I have a table with a column 'search_text' type text
.
In that field I have values:
1. 'MyBook MyBook PDF PDF',
2. 'Example 1 Example 2 Example 3'
3. 'John Snow John Snow'
I would like to distinct clean these fields.
Expected result:
1. 'MyBook PDF',
2. 'Example 1 2 3'
3. 'John Snow'
The approach I came up with goes as follows:
read the field for each record, split it by space (' '), put each text in array, do array_unique
in PHP, then put the array back to string with join
in PHP.
The thing is, this is a PHP based solution, I would like to have an MySQL solution for this.
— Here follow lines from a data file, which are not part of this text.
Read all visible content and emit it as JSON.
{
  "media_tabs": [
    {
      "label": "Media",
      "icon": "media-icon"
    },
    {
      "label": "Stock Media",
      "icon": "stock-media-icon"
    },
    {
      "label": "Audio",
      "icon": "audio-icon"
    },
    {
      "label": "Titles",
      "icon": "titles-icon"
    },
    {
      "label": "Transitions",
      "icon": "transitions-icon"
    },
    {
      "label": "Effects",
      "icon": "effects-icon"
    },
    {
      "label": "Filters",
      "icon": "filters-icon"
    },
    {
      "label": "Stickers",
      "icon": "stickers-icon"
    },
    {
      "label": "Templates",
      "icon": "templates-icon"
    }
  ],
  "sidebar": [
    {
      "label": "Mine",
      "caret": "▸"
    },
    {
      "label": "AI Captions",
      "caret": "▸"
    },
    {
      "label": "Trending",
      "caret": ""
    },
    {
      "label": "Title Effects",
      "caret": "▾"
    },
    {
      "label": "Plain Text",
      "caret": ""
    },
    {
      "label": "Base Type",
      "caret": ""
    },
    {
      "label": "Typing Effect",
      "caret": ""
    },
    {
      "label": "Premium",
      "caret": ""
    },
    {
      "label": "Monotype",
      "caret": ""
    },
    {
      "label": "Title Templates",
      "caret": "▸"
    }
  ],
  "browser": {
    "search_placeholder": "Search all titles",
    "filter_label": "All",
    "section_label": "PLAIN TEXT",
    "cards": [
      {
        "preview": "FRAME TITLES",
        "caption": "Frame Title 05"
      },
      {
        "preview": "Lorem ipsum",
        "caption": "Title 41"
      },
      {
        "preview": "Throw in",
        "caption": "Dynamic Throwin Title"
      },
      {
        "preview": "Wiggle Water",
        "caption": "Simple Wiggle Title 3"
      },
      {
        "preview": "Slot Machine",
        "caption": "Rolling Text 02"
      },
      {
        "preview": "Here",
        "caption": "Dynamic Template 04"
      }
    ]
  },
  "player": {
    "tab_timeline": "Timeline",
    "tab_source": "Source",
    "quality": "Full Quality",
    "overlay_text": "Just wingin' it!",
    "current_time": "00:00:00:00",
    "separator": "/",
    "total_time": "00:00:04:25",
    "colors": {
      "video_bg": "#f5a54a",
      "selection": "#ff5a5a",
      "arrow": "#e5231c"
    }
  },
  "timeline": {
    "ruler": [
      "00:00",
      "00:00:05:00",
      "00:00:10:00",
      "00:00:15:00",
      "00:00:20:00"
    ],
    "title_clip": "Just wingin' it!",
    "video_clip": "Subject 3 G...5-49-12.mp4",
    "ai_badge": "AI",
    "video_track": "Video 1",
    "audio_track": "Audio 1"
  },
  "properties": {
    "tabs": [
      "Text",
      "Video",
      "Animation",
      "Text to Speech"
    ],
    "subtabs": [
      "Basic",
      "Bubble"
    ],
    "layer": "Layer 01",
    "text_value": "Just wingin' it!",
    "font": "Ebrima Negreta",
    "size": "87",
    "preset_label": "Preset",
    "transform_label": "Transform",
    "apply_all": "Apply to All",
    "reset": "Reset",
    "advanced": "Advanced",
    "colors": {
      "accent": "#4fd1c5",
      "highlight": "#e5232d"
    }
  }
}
I have over 180.000 records I need to clean, I don't know what impact it would have to run this on PHP.
I have found a solution for MS SQL: Remove duplicate values in a cell SQL Server
Help greatly appreciated.
SQL of my test data:
CREATE TABLE IF NOT EXISTS `test` (
`id` int(10) unsigned NOT NULL,
`search_text` text COLLATE utf8_unicode_ci NOT NULL
) ENGINE=InnoDB AUTO_INCREMENT=6 DEFAULT CHARSET=utf8 COLLATE=utf8_unicode_ci;
INSERT INTO `test` (`id`, `search_text`) VALUES
(1, 'MyBook MyBook PDF PDF'),
(2, 'Example 1 Example 2 Example 3'),
(3, 'John Snow John Snow'),
(4, 'test test test test formula test test test formula test test test formula test test test formula test test test formula test test test formula '),
(5, '');
ALTER TABLE `test`
ADD PRIMARY KEY (`id`);
ALTER TABLE `test`
MODIFY `id` int(10) unsigned NOT NULL AUTO_INCREMENT,AUTO_INCREMENT=6;